FA allows viewing of the retinal blood vessels and is often used to locate areas of leakage. CCH shows a characteristic pattern on Coroiveo which includes hmeangioma early lacy hyperflourescence that increases through all stages. In contrast, choroidal melanoma and choroidal metastasis show slower and less intense hyperflourescence.

In contrast, choroidal melanoma and metastasis demonstrate slower and less intense filling. MRI can be used to locate lesions within the orbit. Both are hyperintense on T1-weighted images. On T2-weighted images, both are isointense compared to the vitreous and tend to disappear on the image.

If all other testing is inconclusive, a biopsy of the lesion can be performed. This is a more invasive hemmangioma and therefore carries greater risks. It is usually reserved for cases where the diagnosis coroifeo be made with less involved methods.
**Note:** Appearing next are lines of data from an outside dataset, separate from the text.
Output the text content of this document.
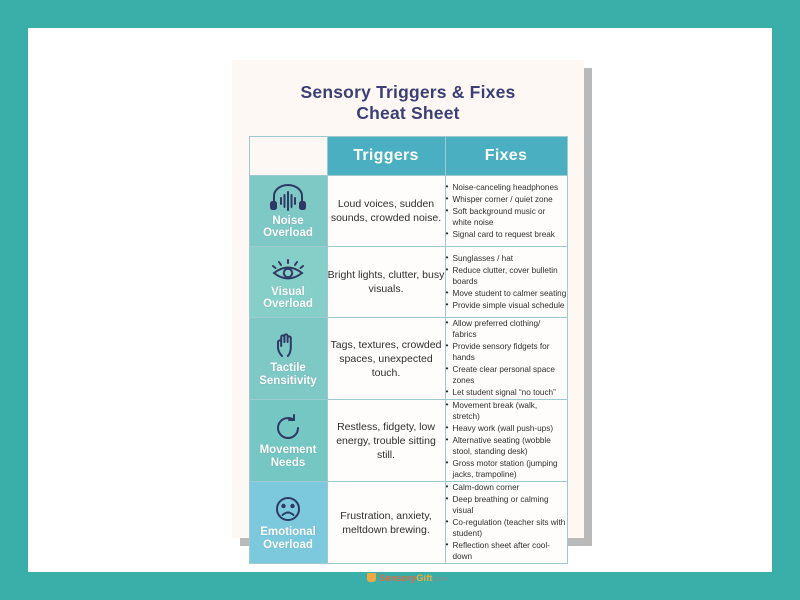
Sensory Triggers & Fixes
Cheat Sheet
	Triggers	Fixes

Noise
Overload
	Loud voices, sudden sounds, crowded noise.	
• Noise-canceling headphones
• Whisper corner / quiet zone
• Soft background music or white noise
• Signal card to request break

Visual
Overload
	Bright lights, clutter, busy visuals.	
• Sunglasses / hat
• Reduce clutter, cover bulletin boards
• Move student to calmer seating
• Provide simple visual schedule

Tactile
Sensitivity
	Tags, textures, crowded spaces, unexpected touch.	
• Allow preferred clothing/ fabrics
• Provide sensory fidgets for hands
• Create clear personal space zones
• Let student signal “no touch”

Movement
Needs
	Restless, fidgety, low energy, trouble sitting still.	
• Movement break (walk, stretch)
• Heavy work (wall push-ups)
• Alternative seating (wobble stool, standing desk)
• Gross motor station (jumping jacks, trampoline)

Emotional
Overload
	Frustration, anxiety, meltdown brewing.	
• Calm-down corner
• Deep breathing or calming visual
• Co-regulation (teacher sits with student)
• Reflection sheet after cool-down
SensoryGift.com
OCT is a newer technology which shows high definition imaging hemngioma the posterior segment of the eye. Clinically, it is used most often to monitor for complications of CCH such as macular edema and serous retinal detachment.

Intraocular Vascular Tumors – EyeWiki

It can also be used to evaluate the efficacy of treatment. CCH is often an asymptomatic lesion. In this case, close observation is the only treatment warranted. Although the lesion itself is benign, it can lead to sight-threatening complications, including macular edema, serous retinal detachment, or clroideo glaucoma.

The most common symptom in patients with CCH is blurred vision secondary to macular edema. If complications do arise, there are several treatment options available. The goal of any treatment is resolution of the macular edema. In the s and s, the traditional treatment for CCH was xenon arc photocoagulation. This was performed over the entire surface of the tumor.

It produced hemanbioma resolution of subretinal fluid but often left residual scarring that could limit the patient’s visual recovery.

Argon laser can also cause scarring of the choroid and retina, however, which can lead to decreased visual acuity. Re-treatments are often necessary as subretinal fluid tends to recur. Photocoagulation can sometimes lead to significant, if not complete, resolution of subretinal fluid but typically has a little to no effect on the tumor size.